This engaging and carefully researched book tells, for the first
time, the story of William Marsh (1738-1816), an intriguing but
little-known Revolutionary figure whose life crossed borders both
national and political. It contributes importantly to the
literature on American loyalists about whom few book-length
biographies have been written. It traces through myriad sources the
life of a founder of Vermont long overshadowed by the ample
attention paid to his famed associates, Ethan and Ira Allen. The
book also places Marsh in his family context, tracing the Marshes
from Connecticut in the late 1600s to Upper Canada where many
descendants found new homes after the American Revolution. In doing
so, it explores the roots of his values, actions, and choices in
the dramatic events through which he lived. Before the war, Marsh
and several thousand other New Hampshire Grants settlers faced
grave challenges to their land titles from New York which laid
claim to the territory that was to become Vermont. A colonel in the
Manchester (VT) militia, Marsh supported the Green Mountain Boys'
paramilitary actions against the Yorkers' moves to dispossess the
settlers. As the Revolution began, he played a key role in uniting
the Vermont towns as they organized to request the American
Continental Congress to recognize them as a state. When the
congress refused, and when the British proposed to offer them
recognition and support, Marsh turned to the British as offering
the best prospects for Vermont as it struggled to survive on its
own. Present at the British defeat at Saratoga in October 1777,
Marsh was sent into exile in Canada. He next surfaced at Fort St.

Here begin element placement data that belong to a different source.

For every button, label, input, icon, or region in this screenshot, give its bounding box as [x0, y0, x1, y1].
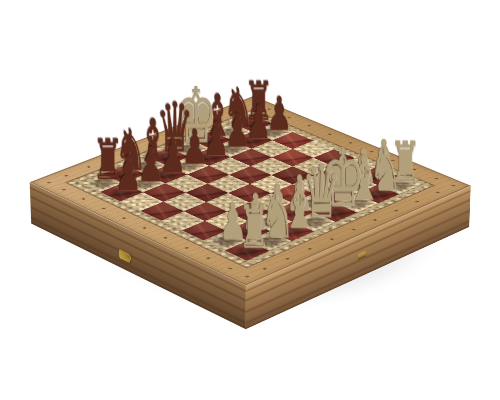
brass-keyhole — [358, 250, 367, 259]
black-pawn-glyph: ♟ — [115, 151, 142, 196]
chess-box-3d: ♜♞♝♛♚♝♞♜♟♟♟♟♟♟♟♟♟♟♟♟♟♟♟♟♜♞♝♛♚♝♞♜ — [30, 96, 471, 286]
product-photo-scene: ♜♞♝♛♚♝♞♜♟♟♟♟♟♟♟♟♟♟♟♟♟♟♟♟♜♞♝♛♚♝♞♜ — [0, 0, 500, 400]
brass-clasp — [119, 249, 130, 264]
white-rook-glyph: ♜ — [238, 200, 271, 254]
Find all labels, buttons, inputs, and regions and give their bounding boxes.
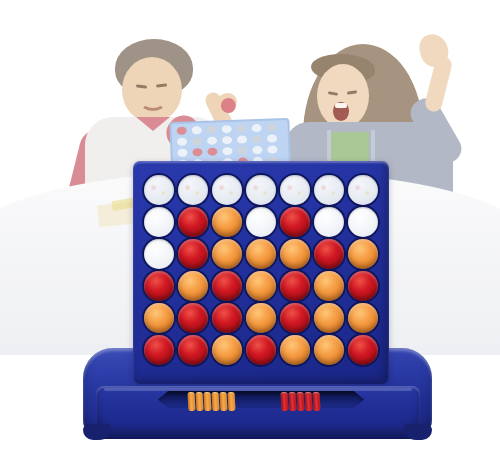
spare-orange-disc bbox=[212, 392, 220, 411]
mini-cell-r3c6 bbox=[252, 146, 262, 154]
cell-r1c6 bbox=[314, 175, 344, 205]
mini-cell-r3c1 bbox=[177, 149, 187, 157]
cell-r2c2 bbox=[178, 207, 208, 237]
mini-cell-r3c5 bbox=[237, 146, 247, 154]
spare-red-disc bbox=[305, 392, 313, 411]
cell-r4c6 bbox=[314, 271, 344, 301]
cell-r1c5 bbox=[280, 175, 310, 205]
cell-r2c6 bbox=[314, 207, 344, 237]
spare-orange-disc bbox=[220, 392, 228, 411]
mini-cell-r2c6 bbox=[252, 135, 262, 143]
cell-r4c4 bbox=[246, 271, 276, 301]
mini-cell-r2c1 bbox=[177, 138, 187, 146]
mini-cell-r3c4 bbox=[222, 147, 232, 155]
cell-r3c1 bbox=[144, 239, 174, 269]
mini-cell-r1c2 bbox=[192, 126, 202, 134]
cell-r1c3 bbox=[212, 175, 242, 205]
cell-r2c1 bbox=[144, 207, 174, 237]
mini-cell-r1c7 bbox=[267, 123, 277, 131]
cell-r4c1 bbox=[144, 271, 174, 301]
cell-r6c7 bbox=[348, 335, 378, 365]
mini-cell-r3c2 bbox=[192, 148, 202, 156]
cell-r5c7 bbox=[348, 303, 378, 333]
cell-r6c5 bbox=[280, 335, 310, 365]
cell-r2c4 bbox=[246, 207, 276, 237]
spare-orange-disc bbox=[188, 392, 196, 411]
spare-orange-disc bbox=[204, 392, 212, 411]
cell-r3c5 bbox=[280, 239, 310, 269]
mini-cell-r1c4 bbox=[222, 125, 232, 133]
cell-r3c3 bbox=[212, 239, 242, 269]
girl-teeth bbox=[335, 103, 347, 108]
boy-smile bbox=[140, 93, 166, 111]
mini-cell-r2c5 bbox=[237, 135, 247, 143]
spare-orange-disc bbox=[228, 392, 236, 411]
spare-red-disc bbox=[313, 392, 321, 411]
cell-r5c1 bbox=[144, 303, 174, 333]
mini-cell-r2c3 bbox=[207, 136, 217, 144]
mini-cell-r3c7 bbox=[267, 145, 277, 153]
cell-r1c2 bbox=[178, 175, 208, 205]
spare-red-disc bbox=[297, 392, 305, 411]
cell-r4c7 bbox=[348, 271, 378, 301]
spare-red-discs bbox=[281, 392, 320, 411]
cell-r6c6 bbox=[314, 335, 344, 365]
cell-r5c2 bbox=[178, 303, 208, 333]
spare-orange-disc bbox=[196, 392, 204, 411]
mini-cell-r2c7 bbox=[267, 134, 277, 142]
cell-r1c1 bbox=[144, 175, 174, 205]
base-bottom-edge bbox=[92, 429, 422, 439]
cell-r5c5 bbox=[280, 303, 310, 333]
cell-r3c4 bbox=[246, 239, 276, 269]
cell-r2c7 bbox=[348, 207, 378, 237]
cell-r5c6 bbox=[314, 303, 344, 333]
mini-cell-r1c3 bbox=[207, 125, 217, 133]
base-right-foot bbox=[404, 424, 432, 440]
cell-r1c4 bbox=[246, 175, 276, 205]
cell-r6c4 bbox=[246, 335, 276, 365]
cell-r4c5 bbox=[280, 271, 310, 301]
cell-r6c1 bbox=[144, 335, 174, 365]
dropping-red-disc bbox=[221, 98, 237, 114]
cell-r6c2 bbox=[178, 335, 208, 365]
cell-r2c3 bbox=[212, 207, 242, 237]
cell-r5c4 bbox=[246, 303, 276, 333]
mini-cell-r1c5 bbox=[237, 124, 247, 132]
mini-cell-r2c2 bbox=[192, 137, 202, 145]
cell-r3c2 bbox=[178, 239, 208, 269]
cell-r3c6 bbox=[314, 239, 344, 269]
mini-cell-r1c6 bbox=[252, 124, 262, 132]
spare-red-disc bbox=[289, 392, 297, 411]
board-grid bbox=[144, 175, 378, 365]
spare-red-disc bbox=[281, 392, 289, 411]
cell-r6c3 bbox=[212, 335, 242, 365]
connect-four-frame bbox=[133, 161, 389, 384]
cell-r2c5 bbox=[280, 207, 310, 237]
spare-orange-discs bbox=[188, 392, 235, 411]
cell-r1c7 bbox=[348, 175, 378, 205]
product-photo bbox=[0, 0, 500, 469]
mini-cell-r2c4 bbox=[222, 136, 232, 144]
cell-r5c3 bbox=[212, 303, 242, 333]
cell-r3c7 bbox=[348, 239, 378, 269]
mini-cell-r1c1 bbox=[177, 127, 187, 135]
cell-r4c3 bbox=[212, 271, 242, 301]
mini-cell-r3c3 bbox=[207, 147, 217, 155]
cell-r4c2 bbox=[178, 271, 208, 301]
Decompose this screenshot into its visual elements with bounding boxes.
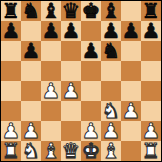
square-h1[interactable]: ♜ bbox=[141, 141, 161, 161]
black-bishop-piece[interactable]: ♝ bbox=[102, 1, 121, 21]
black-king-piece[interactable]: ♚ bbox=[82, 1, 101, 21]
black-pawn-piece[interactable]: ♟ bbox=[82, 41, 101, 61]
square-f7[interactable]: ♟ bbox=[101, 21, 121, 41]
square-a2[interactable]: ♟ bbox=[1, 121, 21, 141]
white-king-piece[interactable]: ♚ bbox=[82, 141, 101, 161]
black-pawn-piece[interactable]: ♟ bbox=[22, 41, 41, 61]
white-bishop-piece[interactable]: ♝ bbox=[42, 141, 61, 161]
white-pawn-piece[interactable]: ♟ bbox=[22, 121, 41, 141]
square-g2[interactable] bbox=[121, 121, 141, 141]
square-a6[interactable] bbox=[1, 41, 21, 61]
square-h2[interactable]: ♟ bbox=[141, 121, 161, 141]
white-rook-piece[interactable]: ♜ bbox=[2, 141, 21, 161]
white-pawn-piece[interactable]: ♟ bbox=[142, 121, 161, 141]
white-pawn-piece[interactable]: ♟ bbox=[102, 121, 121, 141]
square-d3[interactable] bbox=[61, 101, 81, 121]
white-pawn-piece[interactable]: ♟ bbox=[122, 101, 141, 121]
square-b3[interactable] bbox=[21, 101, 41, 121]
square-h6[interactable] bbox=[141, 41, 161, 61]
chess-board: ♜♞♝♛♚♝♜♟♟♟♟♟♟♟♟♞♟♟♞♟♟♟♟♟♟♜♞♝♛♚♝♜ bbox=[0, 0, 162, 162]
square-b8[interactable]: ♞ bbox=[21, 1, 41, 21]
square-e3[interactable] bbox=[81, 101, 101, 121]
square-d2[interactable] bbox=[61, 121, 81, 141]
square-b1[interactable]: ♞ bbox=[21, 141, 41, 161]
square-f2[interactable]: ♟ bbox=[101, 121, 121, 141]
square-f6[interactable]: ♞ bbox=[101, 41, 121, 61]
white-rook-piece[interactable]: ♜ bbox=[142, 141, 161, 161]
square-c2[interactable] bbox=[41, 121, 61, 141]
square-d7[interactable]: ♟ bbox=[61, 21, 81, 41]
square-g3[interactable]: ♟ bbox=[121, 101, 141, 121]
square-h7[interactable]: ♟ bbox=[141, 21, 161, 41]
square-c6[interactable] bbox=[41, 41, 61, 61]
white-bishop-piece[interactable]: ♝ bbox=[102, 141, 121, 161]
square-f8[interactable]: ♝ bbox=[101, 1, 121, 21]
square-f3[interactable]: ♞ bbox=[101, 101, 121, 121]
square-f5[interactable] bbox=[101, 61, 121, 81]
square-e4[interactable] bbox=[81, 81, 101, 101]
square-a4[interactable] bbox=[1, 81, 21, 101]
white-pawn-piece[interactable]: ♟ bbox=[42, 81, 61, 101]
square-c1[interactable]: ♝ bbox=[41, 141, 61, 161]
square-c3[interactable] bbox=[41, 101, 61, 121]
square-b6[interactable]: ♟ bbox=[21, 41, 41, 61]
square-h8[interactable]: ♜ bbox=[141, 1, 161, 21]
black-pawn-piece[interactable]: ♟ bbox=[2, 21, 21, 41]
square-d8[interactable]: ♛ bbox=[61, 1, 81, 21]
black-pawn-piece[interactable]: ♟ bbox=[62, 21, 81, 41]
black-rook-piece[interactable]: ♜ bbox=[142, 1, 161, 21]
square-e5[interactable] bbox=[81, 61, 101, 81]
white-pawn-piece[interactable]: ♟ bbox=[62, 81, 81, 101]
square-c4[interactable]: ♟ bbox=[41, 81, 61, 101]
black-rook-piece[interactable]: ♜ bbox=[2, 1, 21, 21]
square-b5[interactable] bbox=[21, 61, 41, 81]
white-pawn-piece[interactable]: ♟ bbox=[2, 121, 21, 141]
square-e2[interactable]: ♟ bbox=[81, 121, 101, 141]
square-a7[interactable]: ♟ bbox=[1, 21, 21, 41]
black-pawn-piece[interactable]: ♟ bbox=[42, 21, 61, 41]
square-c5[interactable] bbox=[41, 61, 61, 81]
black-knight-piece[interactable]: ♞ bbox=[102, 41, 121, 61]
square-g7[interactable]: ♟ bbox=[121, 21, 141, 41]
square-g5[interactable] bbox=[121, 61, 141, 81]
square-a5[interactable] bbox=[1, 61, 21, 81]
black-pawn-piece[interactable]: ♟ bbox=[102, 21, 121, 41]
square-d5[interactable] bbox=[61, 61, 81, 81]
black-pawn-piece[interactable]: ♟ bbox=[142, 21, 161, 41]
white-knight-piece[interactable]: ♞ bbox=[102, 101, 121, 121]
square-b4[interactable] bbox=[21, 81, 41, 101]
square-c7[interactable]: ♟ bbox=[41, 21, 61, 41]
square-e7[interactable] bbox=[81, 21, 101, 41]
square-e8[interactable]: ♚ bbox=[81, 1, 101, 21]
white-knight-piece[interactable]: ♞ bbox=[22, 141, 41, 161]
square-d1[interactable]: ♛ bbox=[61, 141, 81, 161]
square-a3[interactable] bbox=[1, 101, 21, 121]
square-g1[interactable] bbox=[121, 141, 141, 161]
black-bishop-piece[interactable]: ♝ bbox=[42, 1, 61, 21]
square-f1[interactable]: ♝ bbox=[101, 141, 121, 161]
square-f4[interactable] bbox=[101, 81, 121, 101]
black-queen-piece[interactable]: ♛ bbox=[62, 1, 81, 21]
square-a8[interactable]: ♜ bbox=[1, 1, 21, 21]
square-h5[interactable] bbox=[141, 61, 161, 81]
square-b2[interactable]: ♟ bbox=[21, 121, 41, 141]
square-d6[interactable] bbox=[61, 41, 81, 61]
square-a1[interactable]: ♜ bbox=[1, 141, 21, 161]
square-e1[interactable]: ♚ bbox=[81, 141, 101, 161]
square-d4[interactable]: ♟ bbox=[61, 81, 81, 101]
square-e6[interactable]: ♟ bbox=[81, 41, 101, 61]
square-g6[interactable] bbox=[121, 41, 141, 61]
black-knight-piece[interactable]: ♞ bbox=[22, 1, 41, 21]
square-g4[interactable] bbox=[121, 81, 141, 101]
white-pawn-piece[interactable]: ♟ bbox=[82, 121, 101, 141]
square-h4[interactable] bbox=[141, 81, 161, 101]
square-h3[interactable] bbox=[141, 101, 161, 121]
square-c8[interactable]: ♝ bbox=[41, 1, 61, 21]
black-pawn-piece[interactable]: ♟ bbox=[122, 21, 141, 41]
square-b7[interactable] bbox=[21, 21, 41, 41]
white-queen-piece[interactable]: ♛ bbox=[62, 141, 81, 161]
square-g8[interactable] bbox=[121, 1, 141, 21]
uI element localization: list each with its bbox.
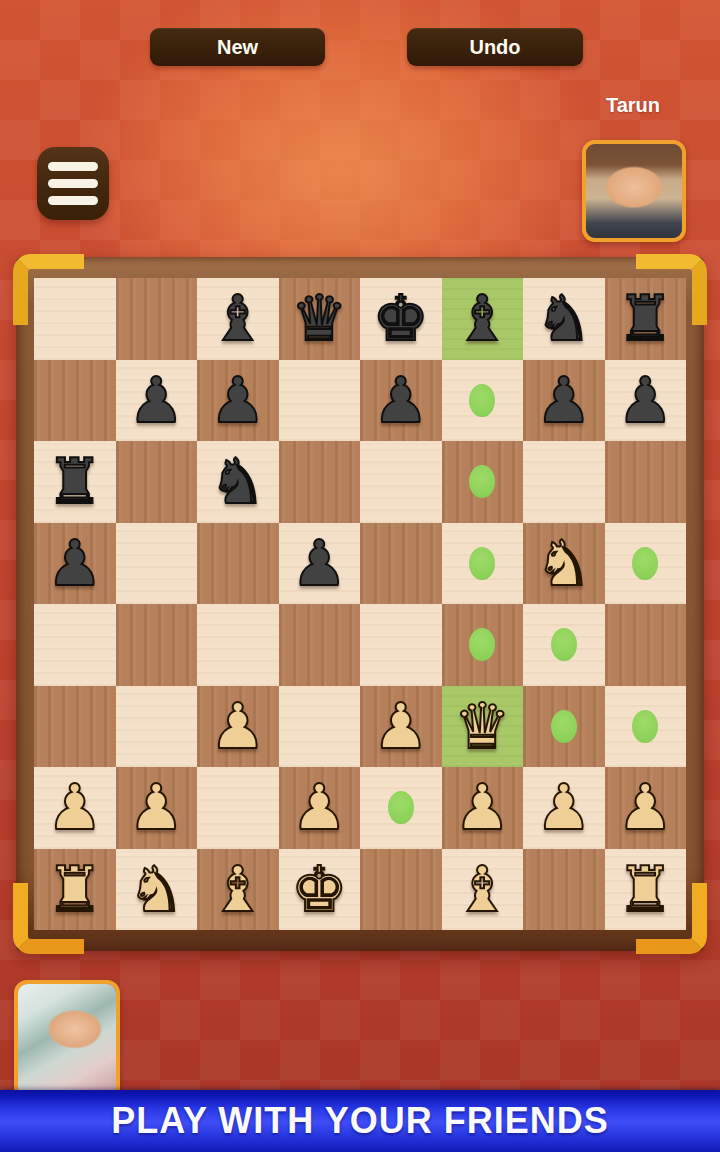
square-g6[interactable] <box>523 441 605 523</box>
square-h6[interactable] <box>605 441 687 523</box>
piece-white-pawn: ♟ <box>454 776 510 839</box>
square-f2[interactable]: ♟ <box>442 767 524 849</box>
legal-move-dot <box>551 628 577 661</box>
square-g3[interactable] <box>523 686 605 768</box>
square-e4[interactable] <box>360 604 442 686</box>
square-f6[interactable] <box>442 441 524 523</box>
piece-white-knight: ♞ <box>128 858 184 921</box>
piece-white-knight: ♞ <box>536 532 592 595</box>
square-g5[interactable]: ♞ <box>523 523 605 605</box>
square-c3[interactable]: ♟ <box>197 686 279 768</box>
square-d5[interactable]: ♟ <box>279 523 361 605</box>
square-a1[interactable]: ♜ <box>34 849 116 931</box>
piece-black-rook: ♜ <box>617 287 673 350</box>
square-g8[interactable]: ♞ <box>523 278 605 360</box>
legal-move-dot <box>469 465 495 498</box>
legal-move-dot <box>632 547 658 580</box>
piece-black-pawn: ♟ <box>291 532 347 595</box>
piece-black-rook: ♜ <box>47 450 103 513</box>
square-h4[interactable] <box>605 604 687 686</box>
piece-white-pawn: ♟ <box>210 695 266 758</box>
square-a5[interactable]: ♟ <box>34 523 116 605</box>
piece-black-pawn: ♟ <box>47 532 103 595</box>
square-c4[interactable] <box>197 604 279 686</box>
piece-white-pawn: ♟ <box>373 695 429 758</box>
opponent-name: Tarun <box>583 94 683 117</box>
piece-white-pawn: ♟ <box>291 776 347 839</box>
piece-black-bishop: ♝ <box>454 287 510 350</box>
square-b6[interactable] <box>116 441 198 523</box>
player-avatar-photo <box>18 984 116 1097</box>
piece-white-rook: ♜ <box>617 858 673 921</box>
piece-white-queen: ♛ <box>454 695 510 758</box>
square-c8[interactable]: ♝ <box>197 278 279 360</box>
square-b3[interactable] <box>116 686 198 768</box>
piece-black-bishop: ♝ <box>210 287 266 350</box>
opponent-avatar-photo <box>586 144 682 238</box>
square-h5[interactable] <box>605 523 687 605</box>
menu-bar <box>48 179 98 188</box>
square-a3[interactable] <box>34 686 116 768</box>
square-c5[interactable] <box>197 523 279 605</box>
square-b5[interactable] <box>116 523 198 605</box>
square-g7[interactable]: ♟ <box>523 360 605 442</box>
square-f3[interactable]: ♛ <box>442 686 524 768</box>
piece-black-pawn: ♟ <box>617 369 673 432</box>
square-d1[interactable]: ♚ <box>279 849 361 931</box>
piece-white-pawn: ♟ <box>617 776 673 839</box>
legal-move-dot <box>388 791 414 824</box>
piece-black-pawn: ♟ <box>128 369 184 432</box>
banner-text: PLAY WITH YOUR FRIENDS <box>111 1100 608 1142</box>
square-a6[interactable]: ♜ <box>34 441 116 523</box>
legal-move-dot <box>469 384 495 417</box>
square-c7[interactable]: ♟ <box>197 360 279 442</box>
square-a2[interactable]: ♟ <box>34 767 116 849</box>
square-b4[interactable] <box>116 604 198 686</box>
square-g1[interactable] <box>523 849 605 931</box>
legal-move-dot <box>632 710 658 743</box>
square-e8[interactable]: ♚ <box>360 278 442 360</box>
legal-move-dot <box>469 547 495 580</box>
player-avatar[interactable] <box>14 980 120 1101</box>
square-d8[interactable]: ♛ <box>279 278 361 360</box>
square-d3[interactable] <box>279 686 361 768</box>
piece-white-bishop: ♝ <box>454 858 510 921</box>
chess-board-frame: ♝♛♚♝♞♜♟♟♟♟♟♜♞♟♟♞♟♟♛♟♟♟♟♟♟♜♞♝♚♝♜ <box>16 257 704 951</box>
square-e2[interactable] <box>360 767 442 849</box>
piece-white-pawn: ♟ <box>536 776 592 839</box>
piece-white-pawn: ♟ <box>128 776 184 839</box>
square-d4[interactable] <box>279 604 361 686</box>
piece-white-bishop: ♝ <box>210 858 266 921</box>
square-b1[interactable]: ♞ <box>116 849 198 931</box>
menu-bar <box>48 162 98 171</box>
square-e3[interactable]: ♟ <box>360 686 442 768</box>
square-a8[interactable] <box>34 278 116 360</box>
square-g2[interactable]: ♟ <box>523 767 605 849</box>
legal-move-dot <box>469 628 495 661</box>
square-e7[interactable]: ♟ <box>360 360 442 442</box>
square-h3[interactable] <box>605 686 687 768</box>
square-h7[interactable]: ♟ <box>605 360 687 442</box>
square-f8[interactable]: ♝ <box>442 278 524 360</box>
play-with-friends-banner[interactable]: PLAY WITH YOUR FRIENDS <box>0 1090 720 1152</box>
piece-black-king: ♚ <box>373 287 429 350</box>
square-h8[interactable]: ♜ <box>605 278 687 360</box>
square-b7[interactable]: ♟ <box>116 360 198 442</box>
new-button[interactable]: New <box>150 28 325 66</box>
square-g4[interactable] <box>523 604 605 686</box>
legal-move-dot <box>551 710 577 743</box>
square-c6[interactable]: ♞ <box>197 441 279 523</box>
square-d2[interactable]: ♟ <box>279 767 361 849</box>
undo-button[interactable]: Undo <box>407 28 583 66</box>
square-f4[interactable] <box>442 604 524 686</box>
piece-black-pawn: ♟ <box>536 369 592 432</box>
square-c1[interactable]: ♝ <box>197 849 279 931</box>
square-f1[interactable]: ♝ <box>442 849 524 931</box>
menu-bar <box>48 196 98 205</box>
square-a4[interactable] <box>34 604 116 686</box>
square-e1[interactable] <box>360 849 442 931</box>
piece-black-pawn: ♟ <box>210 369 266 432</box>
square-h2[interactable]: ♟ <box>605 767 687 849</box>
piece-white-king: ♚ <box>291 858 347 921</box>
square-e6[interactable] <box>360 441 442 523</box>
piece-black-queen: ♛ <box>291 287 347 350</box>
menu-button[interactable] <box>37 147 109 220</box>
piece-black-knight: ♞ <box>210 450 266 513</box>
piece-black-knight: ♞ <box>536 287 592 350</box>
piece-white-rook: ♜ <box>47 858 103 921</box>
hamburger-icon <box>48 162 98 205</box>
square-f5[interactable] <box>442 523 524 605</box>
piece-black-pawn: ♟ <box>373 369 429 432</box>
square-b8[interactable] <box>116 278 198 360</box>
square-e5[interactable] <box>360 523 442 605</box>
square-d6[interactable] <box>279 441 361 523</box>
square-h1[interactable]: ♜ <box>605 849 687 931</box>
square-f7[interactable] <box>442 360 524 442</box>
square-d7[interactable] <box>279 360 361 442</box>
square-b2[interactable]: ♟ <box>116 767 198 849</box>
chess-board: ♝♛♚♝♞♜♟♟♟♟♟♜♞♟♟♞♟♟♛♟♟♟♟♟♟♜♞♝♚♝♜ <box>34 278 686 930</box>
square-c2[interactable] <box>197 767 279 849</box>
piece-white-pawn: ♟ <box>47 776 103 839</box>
square-a7[interactable] <box>34 360 116 442</box>
opponent-avatar[interactable] <box>582 140 686 242</box>
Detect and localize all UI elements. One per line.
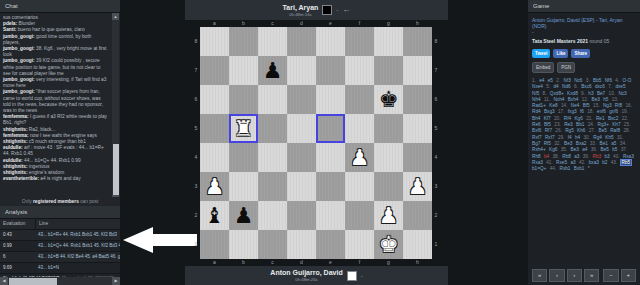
square-a4 [200,143,229,172]
analysis-header: Analysis [0,206,120,219]
move[interactable]: Rg4 [593,135,602,140]
chat-message: femfemma: I guess if a3 Rf2 white needs … [3,114,108,126]
current-move[interactable]: Rb5 [621,160,632,165]
white-pawn-h3: ♟ [408,172,428,201]
nav-last-button[interactable]: » [584,269,599,282]
black-pawn-c7: ♟ [263,56,283,85]
move[interactable]: a3 [570,160,575,165]
chat-scrollbar-thumb[interactable] [113,144,119,195]
square-e4 [316,143,345,172]
chess-board: ♟♚♜♟♟♟♝♟♟♚ [200,27,432,259]
chat-footer-pre: Only [22,199,33,204]
chat-scrollbar[interactable]: ▲ ▼ [112,13,119,202]
move-number: 36. [591,147,598,152]
file-label-h: h [403,259,432,266]
move[interactable]: a4 [582,147,587,152]
square-a3: ♟ [200,172,229,201]
move[interactable]: f4 [568,135,572,140]
move-number: 31. [617,135,624,140]
move[interactable]: Raf8 [610,128,620,133]
chat-message: jumbo_googi: 38. Kg6 , very bright move … [3,46,108,58]
square-d7 [287,56,316,85]
game-header: Game [528,0,640,13]
nav-prev-button[interactable]: ‹ [549,269,564,282]
square-b8 [229,27,258,56]
chat-footer-post: can post [79,199,98,204]
scroll-up-icon[interactable]: ▲ [112,13,119,20]
analysis-scrollbar-thumb[interactable] [9,278,57,285]
move[interactable]: Rxe5 [556,160,567,165]
move[interactable]: O-O [623,78,632,83]
move[interactable]: dxc6 [595,84,605,89]
move-navigation: «‹›»−+ [532,269,636,282]
square-h1 [403,230,432,259]
move[interactable]: Bxf6 [532,128,541,133]
file-label-c: c [258,20,287,27]
evaluation-column-header: Evaluation [0,219,36,229]
move[interactable]: Bg7 [532,141,540,146]
move-number: 21. [586,116,593,121]
move[interactable]: Ng3 [603,103,612,108]
event-name: Tata Steel Masters 2021 round 05 [532,38,636,45]
square-f6 [345,85,374,114]
move-number: 41. [546,160,553,165]
nav-next-button[interactable]: › [567,269,582,282]
square-b4 [229,143,258,172]
square-a8 [200,27,229,56]
pgn-button[interactable]: PGN [557,62,575,73]
move[interactable]: Rad1+ [532,103,546,108]
board-column: Tari, Aryan 0h:48m:16s - ← abcdefgh 8765… [185,0,448,285]
chat-header: Chat [0,0,120,13]
square-g3 [374,172,403,201]
move[interactable]: fxg3 [568,109,577,114]
move-number: 1. [532,78,536,83]
square-h7 [403,56,432,85]
chat-message: evantheterrible: a4 is night and day [3,176,108,182]
move-number: 4. [615,78,619,83]
rank-label-3: 3 [432,172,440,201]
square-g2: ♟ [374,201,403,230]
square-c6 [258,85,287,114]
rank-label-7: 7 [432,56,440,85]
move[interactable]: b5 [612,147,617,152]
move[interactable]: exf6 [597,109,606,114]
move[interactable]: e4 [539,78,544,83]
move[interactable]: d4 [554,84,559,89]
move-number: 44. [550,166,557,171]
square-a6 [200,85,229,114]
square-g6: ♚ [374,85,403,114]
move[interactable]: b3 [605,154,610,159]
nav-first-button[interactable]: « [532,269,547,282]
rank-label-5: 5 [192,114,200,143]
move[interactable]: Be3 [592,97,600,102]
move-number: 8. [543,91,547,96]
move-number: 15. [593,103,600,108]
move[interactable]: Rxf7 [532,135,542,140]
back-arrow-icon[interactable]: ← [342,5,350,15]
square-c7: ♟ [258,56,287,85]
bottom-player-name: Anton Guijarro, David [270,269,342,277]
white-pawn-f4: ♟ [350,143,370,172]
square-b2: ♟ [229,201,258,230]
move[interactable]: Rd4 [532,109,541,114]
black-pawn-b2: ♟ [234,201,254,230]
square-b6 [229,85,258,114]
square-a2: ♝ [200,201,229,230]
analysis-row[interactable]: 643... b1=B 44. Kf2 Be4 45. a4 Bad5 46. … [0,252,120,263]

John, north of Lake Champlain, doing intelligence and refugee work
for the British secret service under General Frederick Haldimand.
Although the British failed to make Vermont into a British colony,
Marsh and other Vermont loyalists and partisans secured Vermont's
neutrality in the later years of the Revolution, protecting it from
the severe British raids unleashed against New York. After the war,
Marsh documented to the Loyalist Claims Commission the confiscation
of most of his Vermont lands and secured grants for himself and
offspring in Upper Canada. In the meantime, his father's Vermont
holdings preserved a base for the family in their homeland.
Returning finally to Vermont, Marsh spent his last twenty years out
of the public sphere, rebuilding his life and livelihood among both
old friends and enemies, while retaining on his own an attachment
to Freemasonry reflected in his remarkable gravestone in Dorset,
Vermont. Most of his children found success in Canada, even as they
endured fresh economic challenges and troubled times through the
War of 1812. A genealogical appendix adds substantially to the
family's history, filling gaps and resolving numerous old questions
that have beset the many descendants who have sought to trace their
Marsh roots. Review by Tyler Resch, Research Librarian, Bennington
Museum, Bennington, VT: This new biography opens the reader's eyes
to the political and economic hardships of Vermont's settlers
during the era of the American Revolution, a time when many were
justifiably troubled about where their loyalties should reside. Its
subject has lingered in obscurity until now, but Col. William
Marsh: Vermont Patriot and Loyalist by Jennifer S.H. Brown and
Wilson B. Brown, demonstrates that Marsh worked and associated with
many well-known figures in early New England and nearby Canada. In
revealing Marsh's little-known role in the creation of the feisty
and independent state of Vermont, and his later work with the
British on its behalf, the book makes a major contribution to its
history, telling "the Vermont story" in fresh and readable ways and
making sophisticated use of a wide variety of sources.